The convergence of mitochondrial, lipidomic and transcriptomic signatures has several implications. First, RNA-binding proteins such as IMP3 can operate as post-transcriptional amplifiers of metabolic programs, aligning translational control with bioenergetic needs. Here, mitochondrial respiration defects co-occurred with reduced SREBF1-dependent activity and lipid-class remodeling, a combination expected to limit membrane biogenesis and signaling lipids while altering organellar physiology. Second, the observed enzyme-level bottlenecks (IDH1, fumarase) nominate discrete metabolic nodes that may be exploitable; for example, reduced NADPH-generating capacity via IDH1 could sensitize cells to redox stress or impair fatty-acid synthesis. Third, the lipid-class shifts (TAG/DAG, PUFA-rich PC/PE, SM/CL) point to altered membrane fluidity, raft composition and mitochondrial inner-membrane dynamics—variables that influence receptor signaling, apoptosis susceptibility and respiratory supercomplex organization.
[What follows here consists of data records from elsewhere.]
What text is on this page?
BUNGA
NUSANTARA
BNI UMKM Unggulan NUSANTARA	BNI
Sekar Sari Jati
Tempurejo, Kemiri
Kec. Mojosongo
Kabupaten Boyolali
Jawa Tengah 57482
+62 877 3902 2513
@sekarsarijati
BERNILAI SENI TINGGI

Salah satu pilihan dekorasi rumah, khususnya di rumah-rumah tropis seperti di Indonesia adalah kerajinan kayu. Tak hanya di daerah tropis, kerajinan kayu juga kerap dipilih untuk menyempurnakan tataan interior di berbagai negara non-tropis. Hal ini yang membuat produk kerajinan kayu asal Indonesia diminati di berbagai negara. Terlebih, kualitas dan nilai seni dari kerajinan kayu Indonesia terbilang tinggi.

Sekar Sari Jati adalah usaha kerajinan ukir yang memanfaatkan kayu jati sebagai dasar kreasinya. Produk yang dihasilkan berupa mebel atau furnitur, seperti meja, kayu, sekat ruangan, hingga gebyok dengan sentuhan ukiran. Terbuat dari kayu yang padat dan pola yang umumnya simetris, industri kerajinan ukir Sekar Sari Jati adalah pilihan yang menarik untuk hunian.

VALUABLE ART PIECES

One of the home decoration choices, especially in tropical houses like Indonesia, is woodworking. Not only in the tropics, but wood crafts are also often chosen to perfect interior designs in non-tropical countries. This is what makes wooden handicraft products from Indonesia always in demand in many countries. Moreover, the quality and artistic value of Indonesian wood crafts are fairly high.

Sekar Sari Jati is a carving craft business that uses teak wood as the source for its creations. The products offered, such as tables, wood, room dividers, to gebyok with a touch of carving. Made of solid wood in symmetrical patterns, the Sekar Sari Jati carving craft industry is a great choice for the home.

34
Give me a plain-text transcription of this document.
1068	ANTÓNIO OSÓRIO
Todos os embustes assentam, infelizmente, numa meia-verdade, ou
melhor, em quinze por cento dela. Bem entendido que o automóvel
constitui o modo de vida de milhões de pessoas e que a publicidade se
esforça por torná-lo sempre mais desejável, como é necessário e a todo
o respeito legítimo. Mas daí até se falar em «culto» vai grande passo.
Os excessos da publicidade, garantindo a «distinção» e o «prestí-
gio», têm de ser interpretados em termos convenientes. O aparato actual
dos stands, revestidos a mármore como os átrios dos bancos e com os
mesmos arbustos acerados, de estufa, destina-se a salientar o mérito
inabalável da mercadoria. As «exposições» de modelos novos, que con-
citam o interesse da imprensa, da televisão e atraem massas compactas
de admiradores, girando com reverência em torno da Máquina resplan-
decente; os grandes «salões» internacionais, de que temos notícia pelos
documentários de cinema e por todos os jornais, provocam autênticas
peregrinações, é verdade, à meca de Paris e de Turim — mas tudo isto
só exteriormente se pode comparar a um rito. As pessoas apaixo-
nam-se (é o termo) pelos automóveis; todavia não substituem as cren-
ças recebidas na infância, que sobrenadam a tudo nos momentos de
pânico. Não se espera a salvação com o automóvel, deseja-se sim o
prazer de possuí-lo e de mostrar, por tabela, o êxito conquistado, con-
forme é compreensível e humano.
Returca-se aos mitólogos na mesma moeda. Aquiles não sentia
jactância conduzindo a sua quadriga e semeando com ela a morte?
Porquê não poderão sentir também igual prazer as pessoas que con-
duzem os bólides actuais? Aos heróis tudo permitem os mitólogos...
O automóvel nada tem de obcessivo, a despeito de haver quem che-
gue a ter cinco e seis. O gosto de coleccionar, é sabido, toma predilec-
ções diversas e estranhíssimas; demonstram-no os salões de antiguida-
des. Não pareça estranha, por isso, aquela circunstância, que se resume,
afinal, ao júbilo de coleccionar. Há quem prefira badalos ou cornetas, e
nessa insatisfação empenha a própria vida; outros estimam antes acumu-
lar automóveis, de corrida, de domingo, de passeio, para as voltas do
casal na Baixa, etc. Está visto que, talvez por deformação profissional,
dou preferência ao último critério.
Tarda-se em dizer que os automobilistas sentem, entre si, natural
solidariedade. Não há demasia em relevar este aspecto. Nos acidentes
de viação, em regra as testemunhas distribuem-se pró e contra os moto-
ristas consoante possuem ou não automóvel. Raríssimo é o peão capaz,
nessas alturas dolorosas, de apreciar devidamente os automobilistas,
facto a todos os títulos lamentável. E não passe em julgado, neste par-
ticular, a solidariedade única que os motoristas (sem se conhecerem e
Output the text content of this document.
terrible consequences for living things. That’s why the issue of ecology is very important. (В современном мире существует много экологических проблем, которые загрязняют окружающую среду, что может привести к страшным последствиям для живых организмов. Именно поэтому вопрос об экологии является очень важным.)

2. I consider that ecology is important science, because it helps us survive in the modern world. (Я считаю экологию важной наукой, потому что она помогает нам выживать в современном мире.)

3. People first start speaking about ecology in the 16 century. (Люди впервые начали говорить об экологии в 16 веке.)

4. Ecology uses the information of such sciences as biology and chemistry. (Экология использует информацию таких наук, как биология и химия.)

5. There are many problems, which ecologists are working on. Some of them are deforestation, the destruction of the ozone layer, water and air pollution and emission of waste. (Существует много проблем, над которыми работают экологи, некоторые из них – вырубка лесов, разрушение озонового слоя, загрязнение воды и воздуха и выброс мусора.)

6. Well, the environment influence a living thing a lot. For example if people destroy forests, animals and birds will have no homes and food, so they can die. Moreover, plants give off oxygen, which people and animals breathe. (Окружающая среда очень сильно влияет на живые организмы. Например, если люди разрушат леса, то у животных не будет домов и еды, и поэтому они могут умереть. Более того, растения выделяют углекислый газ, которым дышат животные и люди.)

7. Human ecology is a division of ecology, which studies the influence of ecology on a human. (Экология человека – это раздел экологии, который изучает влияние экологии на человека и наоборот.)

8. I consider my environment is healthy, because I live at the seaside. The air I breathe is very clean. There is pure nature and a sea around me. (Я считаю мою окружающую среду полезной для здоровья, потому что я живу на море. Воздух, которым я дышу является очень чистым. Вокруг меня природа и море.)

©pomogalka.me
Our study has limitations. Most mechanistic experiments were conducted in HeLa cells; while we observed concordant transcriptional validations in SiHa and C-33A lines (Supplementary Figure S8), broader generalization will require primary cultures, organoids and in vivo models representing diverse HPV backgrounds and histologies. The RNA-seq analyses provide associative links between IMP3 expression and pathway activity in patient samples; causal inference awaits perturbation studies in clinical models. Although our lipidomics used independent-experiment replication with BH-FDR control, orthogonal flux measurements (e.g., ¹³C tracing of de novo lipogenesis and β-oxidation, malonyl-CoA quantification) will strengthen the interpretation of pathway directionality. Finally, we deliberately tempered claims about specific phosphorylation events within the lipogenic machinery and instead anchored conclusions on transcriptional reporters, enzyme activities and lipid-class outcomes; targeted phospho-proteomics could refine this axis in future revisions.

5. Conclusions

Our comprehensive study delves deeply into the multifaceted role of IMP3 in orchestrating mitochondrial functionality, energy homeostasis, and lipid metabolic pathways. Concurrently, we employed advanced bioinformatics techniques to discern the potential implications of IMP3 overexpression in cervical cancer progression. Post-transfection analyses in Hela cells illuminated that a diminished expression of IMP3 can considerably perturb mitochondrial dynamics and operations. This inference is further corroborated by alterations observed in energy metabolism-centric genes and markers, all of which align with our TEM observations. Leveraging publicly available datasets from the GEO database, our bioinformatics exploration unveiled a marked overexpression of IMP3 in primary cancer tissues relative to benign cervical tissues. Intriguingly, this upsurge in IMP3 might be intricately intertwined with the modulation of metabolic pathways, cell cycle progression, and inflammatory responses, all converging to potentially foster the tumorigenesis trajectory in cervical cancer. The culmination of our lipid metabolic investigations shed light on how IMP3 silencing can substantially drive lipid biosynthesis in vivo. Collectively, our findings chart a fresh paradigm, offering promising therapeutic avenues for cervical cancer management, with an emphasis on targeting IMP3 and its associated metabolic accomplices.